Según las autoridades argentinas, la Decisión Administrativa responde al actual contexto epidemiológico, y al riesgo de introducirse nuevas variantes de Covid, aún más transmisibles, que podría generar un aumento brusco y elevado de casos entre la población argentina. Entre las que más preocupan, está la variante Delta, originaria de la India, considerada Variante de Preocupación (VOC) por la OMS desde el 11 de mayo de 2021, que ha demostrado a través de varios estudios un aumento en la transmisibilidad así como una reducción en la neutralización de anticuerpos, y la Beta originada en Sudáfrica. 

En síntesis, como  indicó la Jefatura de Gabinete en un comunicado, “el objetivo es reducir el tránsito internacional y evitar que lleguen a la Argentina nuevas cepas de coronavirus que circulan en otros países y con mayor tasa de contagio que la originada en China”.
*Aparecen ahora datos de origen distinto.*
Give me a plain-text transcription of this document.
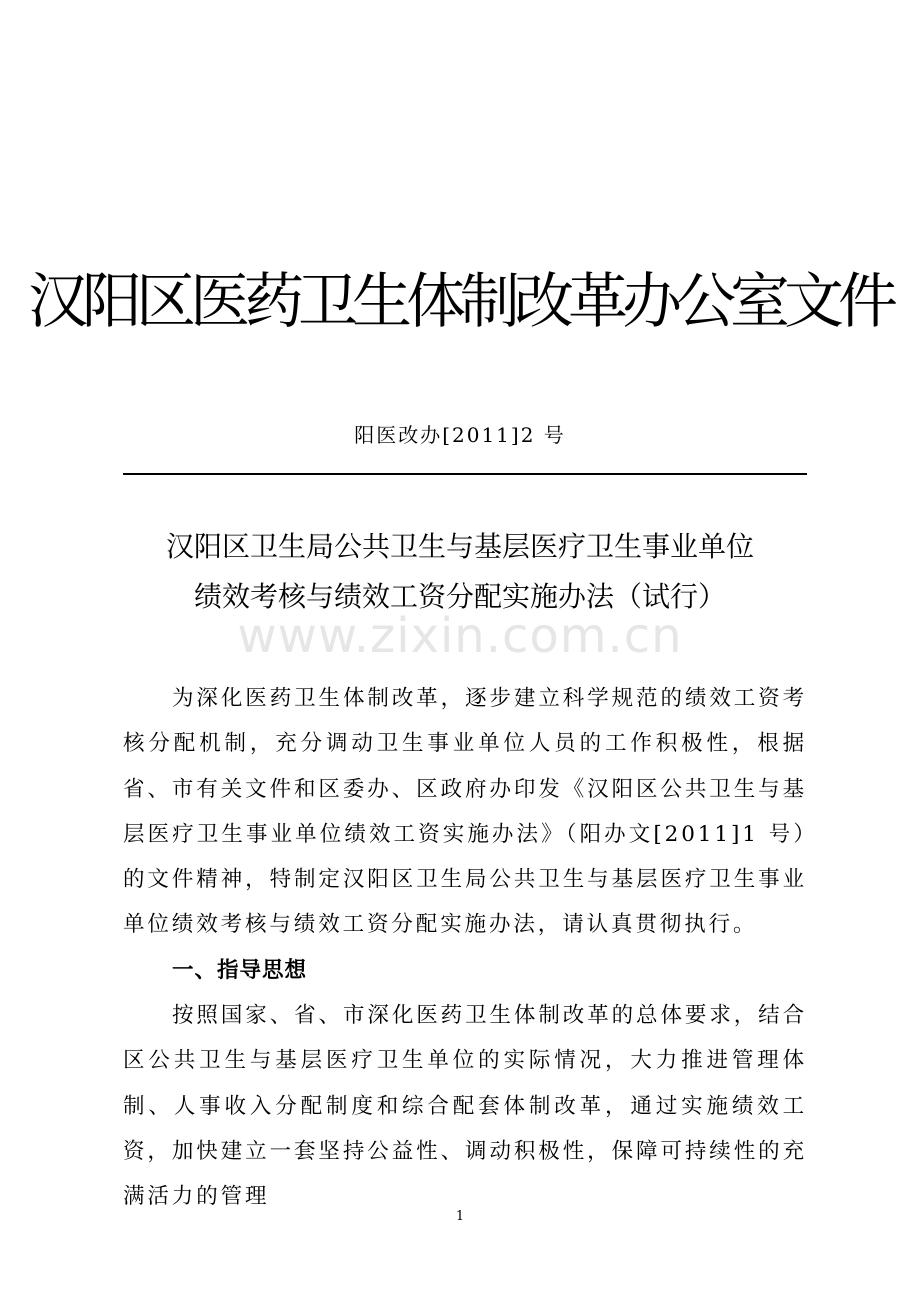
汉阳区医药卫生体制改革办公室文件
阳医改办[2011]2 号
汉阳区卫生局公共卫生与基层医疗卫生事业单位
绩效考核与绩效工资分配实施办法（试行）
www.zixin.com.cn

为深化医药卫生体制改革，逐步建立科学规范的绩效工资考核分配机制，充分调动卫生事业单位人员的工作积极性，根据省、市有关文件和区委办、区政府办印发《汉阳区公共卫生与基层医疗卫生事业单位绩效工资实施办法》（阳办文[2011]1 号）的文件精神，特制定汉阳区卫生局公共卫生与基层医疗卫生事业单位绩效考核与绩效工资分配实施办法，请认真贯彻执行。

一、指导思想

按照国家、省、市深化医药卫生体制改革的总体要求，结合区公共卫生与基层医疗卫生单位的实际情况，大力推进管理体制、人事收入分配制度和综合配套体制改革，通过实施绩效工资，加快建立一套坚持公益性、调动积极性，保障可持续性的充满活力的管理

1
Aunque hay quienes sospechan que las nuevas restricciones buscan compensar el incremento de vuelos y pasajeros recientemente autorizados para servicios con origen y destino en Estados Unidos, que se autorizaron, “casualmente”, después que el Departamento de Transporte de EE.UU. alzara su voz estableciendo que Aerolíneas Argentinas debería estipular su programación de vuelos entre ambos países por adelantado, y que comenzara a circular el rumores de una posible baja de Categoría para la aviación argentina, amenaza casi confirmada por un alto funcionario al decir que “estaban trabajando fuertemente para evitarlo”. A buen entendedor…

Fue así que después de la advertencia del DOT y la supuesta amenaza de una baja en la Categoría, casualmente – o no tanto -, llegó casi de inmediato un aumento de frecuencias para las rutas entre Argentina y Estados Unidos. Ya sea para Aerolíneas Argentinas (más frecuencias a Miami y el reinicio de sus servicios a Nueva York), o para las norteamericanas, como American Airlines (con más frecuencias a Dallas y reinicio de vuelos también a la Gran Manzana), y United Airlines (con más frecuencias a Houston).

Pero había un problema, que era el límite dispuesto por Salud de 2.000 pasajeros diarios entrando por Ezeiza (la vicepresidencia de IATA para América había pedido llevarlo a 3.000, sin éxito hasta ahora) y las dos horas de espacio entre vuelo y vuelo.

Entre los que piensa bien (evitar el ingreso de pasajeros argentinos procedentes de países afectados por las nuevas variantes) y los que piensan mal (había que compensar las mayores frecuencias a Estados Unidos), están los que sostienen que ambas medidas, al final, se complementan eficientemente. Como anillo al dedo.